Un prix d'annonce n'est pas un prix de vente. L'estimation sérieuse part des transactions réellement signées autour de votre bien, puis corrige sur ce que la donnée ne dit pas.
Estimer un logement, c'est répondre à une question précise : à quel prix un acquéreur a-t-il signé, récemment, pour un bien comparable au vôtre. Tout le reste relève de l'opinion.
Partir des ventes conclues, pas des annonces
Les prix affichés dans les annonces sont des prix demandés. Ils intègrent souvent une marge de négociation, et rien ne dit que le bien a trouvé preneur. S'appuyer dessus revient à estimer sur des intentions.
Les transactions réellement signées sont publiques. La base des demandes de valeurs foncières, publiée par l'administration fiscale à partir des actes notariés, indique pour chaque vente l'adresse, la surface, le type de bien, la date et le prix payé. C'est la seule source qui dit ce qui a été obtenu.
Ces données ont deux limites qu'il faut connaître : elles sont publiées avec un décalage de plusieurs mois, et elles ne décrivent ni l'étage, ni l'état, ni la vue. D'où le travail de correction qui suit.
Choisir les bons comparables
Un comparable utile est proche sur quatre points : la localisation, la surface, la typologie et la date. Un T3 de 65 m² vendu il y a huit mois dans votre rue vous renseigne mieux qu'un T5 vendu le mois dernier à six cents mètres.
- La rue et le numéro comptent. Deux côtés d'un même boulevard peuvent afficher 10% d'écart selon le calme et l'exposition.
- Le prix au mètre carré n'est pas linéaire. Les petites surfaces se vendent plus cher au mètre carré que les grandes.
- Un comparable de plus de douze mois doit être corrigé de l'évolution du marché local depuis la vente.
Les corrections qui font l'écart
Une fois la base de comparaison posée, on ajuste sur les caractéristiques du bien. Les ordres de grandeur ci-dessous varient selon les secteurs, mais leur sens est constant.
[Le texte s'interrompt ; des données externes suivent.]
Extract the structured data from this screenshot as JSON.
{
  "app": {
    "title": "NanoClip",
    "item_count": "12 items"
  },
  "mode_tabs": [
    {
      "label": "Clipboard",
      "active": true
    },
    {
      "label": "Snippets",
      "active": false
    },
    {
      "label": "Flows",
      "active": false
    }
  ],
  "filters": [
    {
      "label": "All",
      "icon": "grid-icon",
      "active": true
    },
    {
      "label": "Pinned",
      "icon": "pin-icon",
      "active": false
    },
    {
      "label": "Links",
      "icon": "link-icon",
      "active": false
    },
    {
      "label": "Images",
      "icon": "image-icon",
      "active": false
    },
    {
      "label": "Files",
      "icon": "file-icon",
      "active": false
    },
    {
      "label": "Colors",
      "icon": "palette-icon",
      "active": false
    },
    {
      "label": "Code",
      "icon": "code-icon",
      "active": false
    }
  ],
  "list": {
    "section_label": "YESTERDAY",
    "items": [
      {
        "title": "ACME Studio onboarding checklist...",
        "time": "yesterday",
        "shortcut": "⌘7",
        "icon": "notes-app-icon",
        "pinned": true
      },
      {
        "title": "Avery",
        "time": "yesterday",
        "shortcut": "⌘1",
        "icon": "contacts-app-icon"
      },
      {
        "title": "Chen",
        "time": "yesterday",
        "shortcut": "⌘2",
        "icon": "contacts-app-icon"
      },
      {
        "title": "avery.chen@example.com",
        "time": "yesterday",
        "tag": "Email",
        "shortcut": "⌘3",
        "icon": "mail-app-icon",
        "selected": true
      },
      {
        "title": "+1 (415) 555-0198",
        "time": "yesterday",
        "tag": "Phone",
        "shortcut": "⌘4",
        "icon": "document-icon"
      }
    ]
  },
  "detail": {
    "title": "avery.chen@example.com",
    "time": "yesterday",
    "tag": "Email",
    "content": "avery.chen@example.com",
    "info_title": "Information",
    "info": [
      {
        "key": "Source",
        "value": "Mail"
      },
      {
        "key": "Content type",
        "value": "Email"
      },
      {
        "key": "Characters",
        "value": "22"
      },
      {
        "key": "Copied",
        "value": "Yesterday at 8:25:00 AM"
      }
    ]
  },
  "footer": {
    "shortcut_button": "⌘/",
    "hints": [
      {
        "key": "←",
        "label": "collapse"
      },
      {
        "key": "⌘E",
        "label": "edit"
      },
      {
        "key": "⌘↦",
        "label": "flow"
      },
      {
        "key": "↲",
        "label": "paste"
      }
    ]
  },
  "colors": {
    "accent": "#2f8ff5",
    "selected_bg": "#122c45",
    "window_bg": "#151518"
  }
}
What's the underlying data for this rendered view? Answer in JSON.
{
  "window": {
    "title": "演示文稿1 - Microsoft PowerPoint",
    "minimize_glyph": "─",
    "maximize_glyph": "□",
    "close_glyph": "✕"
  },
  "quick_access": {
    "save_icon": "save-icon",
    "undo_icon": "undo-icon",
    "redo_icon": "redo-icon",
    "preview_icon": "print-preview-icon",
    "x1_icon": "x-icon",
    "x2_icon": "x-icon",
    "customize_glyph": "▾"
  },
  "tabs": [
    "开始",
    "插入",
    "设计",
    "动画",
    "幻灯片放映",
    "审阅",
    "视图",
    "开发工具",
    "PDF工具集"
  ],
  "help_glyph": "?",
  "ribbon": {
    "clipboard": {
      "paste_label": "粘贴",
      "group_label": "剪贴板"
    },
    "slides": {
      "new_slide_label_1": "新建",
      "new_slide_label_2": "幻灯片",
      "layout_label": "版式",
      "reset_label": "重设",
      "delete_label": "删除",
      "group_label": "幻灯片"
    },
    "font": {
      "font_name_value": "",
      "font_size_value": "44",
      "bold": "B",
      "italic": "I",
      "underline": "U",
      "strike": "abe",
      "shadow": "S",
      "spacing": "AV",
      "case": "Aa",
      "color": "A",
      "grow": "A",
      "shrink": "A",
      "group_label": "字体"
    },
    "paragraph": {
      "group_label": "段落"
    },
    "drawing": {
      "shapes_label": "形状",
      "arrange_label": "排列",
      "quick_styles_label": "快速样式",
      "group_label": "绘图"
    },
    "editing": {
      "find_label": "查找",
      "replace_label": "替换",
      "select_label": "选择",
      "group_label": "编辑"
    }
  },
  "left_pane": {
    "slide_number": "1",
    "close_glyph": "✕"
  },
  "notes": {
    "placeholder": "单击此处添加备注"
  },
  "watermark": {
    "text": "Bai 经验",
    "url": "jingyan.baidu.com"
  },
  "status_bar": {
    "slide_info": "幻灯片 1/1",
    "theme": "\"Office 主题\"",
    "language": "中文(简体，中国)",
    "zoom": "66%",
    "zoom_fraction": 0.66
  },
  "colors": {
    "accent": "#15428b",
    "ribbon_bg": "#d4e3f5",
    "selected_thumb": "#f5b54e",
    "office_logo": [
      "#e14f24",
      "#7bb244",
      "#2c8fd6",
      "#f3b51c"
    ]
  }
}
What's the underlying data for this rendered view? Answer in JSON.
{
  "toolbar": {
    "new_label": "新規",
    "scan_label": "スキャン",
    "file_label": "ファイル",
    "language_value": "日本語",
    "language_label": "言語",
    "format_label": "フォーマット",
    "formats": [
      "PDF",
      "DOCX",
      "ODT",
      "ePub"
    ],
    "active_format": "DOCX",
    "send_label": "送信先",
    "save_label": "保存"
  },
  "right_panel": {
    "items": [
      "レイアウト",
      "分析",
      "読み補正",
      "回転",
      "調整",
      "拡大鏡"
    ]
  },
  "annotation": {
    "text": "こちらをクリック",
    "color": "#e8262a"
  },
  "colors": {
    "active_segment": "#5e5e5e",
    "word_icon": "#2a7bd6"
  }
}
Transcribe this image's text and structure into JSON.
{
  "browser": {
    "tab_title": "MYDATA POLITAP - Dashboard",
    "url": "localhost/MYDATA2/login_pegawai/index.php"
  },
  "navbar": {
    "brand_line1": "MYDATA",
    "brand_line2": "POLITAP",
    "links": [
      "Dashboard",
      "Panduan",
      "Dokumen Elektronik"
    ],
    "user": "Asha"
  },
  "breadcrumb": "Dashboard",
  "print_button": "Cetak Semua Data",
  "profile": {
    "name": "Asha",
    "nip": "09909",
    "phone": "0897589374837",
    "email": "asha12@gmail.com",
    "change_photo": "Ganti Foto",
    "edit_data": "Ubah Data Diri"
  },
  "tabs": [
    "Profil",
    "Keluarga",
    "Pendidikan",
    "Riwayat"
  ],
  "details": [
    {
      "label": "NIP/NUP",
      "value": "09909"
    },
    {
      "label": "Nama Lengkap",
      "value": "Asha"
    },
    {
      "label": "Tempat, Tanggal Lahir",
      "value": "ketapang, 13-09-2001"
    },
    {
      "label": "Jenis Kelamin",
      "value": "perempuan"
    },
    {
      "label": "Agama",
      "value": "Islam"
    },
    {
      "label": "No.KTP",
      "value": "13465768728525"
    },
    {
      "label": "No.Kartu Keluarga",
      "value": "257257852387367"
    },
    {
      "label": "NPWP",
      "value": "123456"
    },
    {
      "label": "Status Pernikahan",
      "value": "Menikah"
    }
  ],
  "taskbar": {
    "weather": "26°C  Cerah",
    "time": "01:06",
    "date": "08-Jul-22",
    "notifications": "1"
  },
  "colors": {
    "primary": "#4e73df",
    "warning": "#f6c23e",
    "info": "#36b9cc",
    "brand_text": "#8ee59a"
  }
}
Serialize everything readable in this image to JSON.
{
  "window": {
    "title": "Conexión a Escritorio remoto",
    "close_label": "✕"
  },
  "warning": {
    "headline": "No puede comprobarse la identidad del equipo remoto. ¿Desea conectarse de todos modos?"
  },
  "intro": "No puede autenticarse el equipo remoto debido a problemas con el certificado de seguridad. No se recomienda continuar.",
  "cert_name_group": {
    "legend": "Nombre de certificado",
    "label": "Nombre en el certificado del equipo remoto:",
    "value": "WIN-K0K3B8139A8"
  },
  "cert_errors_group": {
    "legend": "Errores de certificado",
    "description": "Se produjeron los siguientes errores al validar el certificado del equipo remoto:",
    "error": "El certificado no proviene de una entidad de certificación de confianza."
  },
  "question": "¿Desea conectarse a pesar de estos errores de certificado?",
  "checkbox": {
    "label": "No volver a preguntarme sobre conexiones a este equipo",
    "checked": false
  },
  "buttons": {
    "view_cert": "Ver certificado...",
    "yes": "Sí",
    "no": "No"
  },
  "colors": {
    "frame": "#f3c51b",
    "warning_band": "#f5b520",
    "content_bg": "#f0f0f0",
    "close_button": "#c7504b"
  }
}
Ce qui fait monter le prix
- Étage élevé avec ascenseur, lumière et absence de vis-à-vis.
- Extérieur réel : balcon praticable, terrasse, jardin.
- Rénovation récente et bonne étiquette énergétique.
- Annexes valorisables : cave, place de parking, chambre de service.
Ce qui fait baisser le prix
- Rez-de-chaussée sur rue, dernier étage sans ascenseur, vis-à-vis proche.
- Nuisance sonore, proximité immédiate d'un axe passant.
- Charges de copropriété élevées et travaux votés non financés.
- Étiquette énergétique F ou G, qui restreint la revente et la mise en location.
- Plan mal distribué, chambre en enfilade, absence de rangements.
Les travaux votés en assemblée générale et non encore payés se déduisent presque toujours du prix. Un ravalement à venir chiffré à 18 000 euros pour votre lot est un montant que l'acquéreur retirera de son offre.
Le prix de mise en vente n'est pas l'estimation
L'estimation donne une valeur de marché. Le prix affiché est une décision commerciale, qui tient compte de votre calendrier et du niveau de tension du secteur.
Afficher 10% au-dessus pour garder de la marge est la façon la plus efficace de perdre trois mois. Les acquéreurs filtrent par tranche de prix : un bien mal positionné n'apparaît pas dans les bonnes recherches, ne génère pas de visites, puis subit une baisse qui donne le sentiment d'un bien qui traîne.
Un bien correctement estimé se vend au prix. Un bien surestimé se vend en dessous, après plusieurs mois.
Les signaux à surveiller après la mise en ligne
- Peu de contacts la première semaine : le prix ou les photos ne passent pas.
- Des visites mais aucune deuxième visite : le bien déçoit par rapport à l'annonce.
- Des offres groupées 8 à 10% sous le prix : le marché vous donne sa valeur.
Ces trois signaux se lisent en deux à trois semaines. Encore faut-il disposer d'un compte rendu honnête pour les voir venir.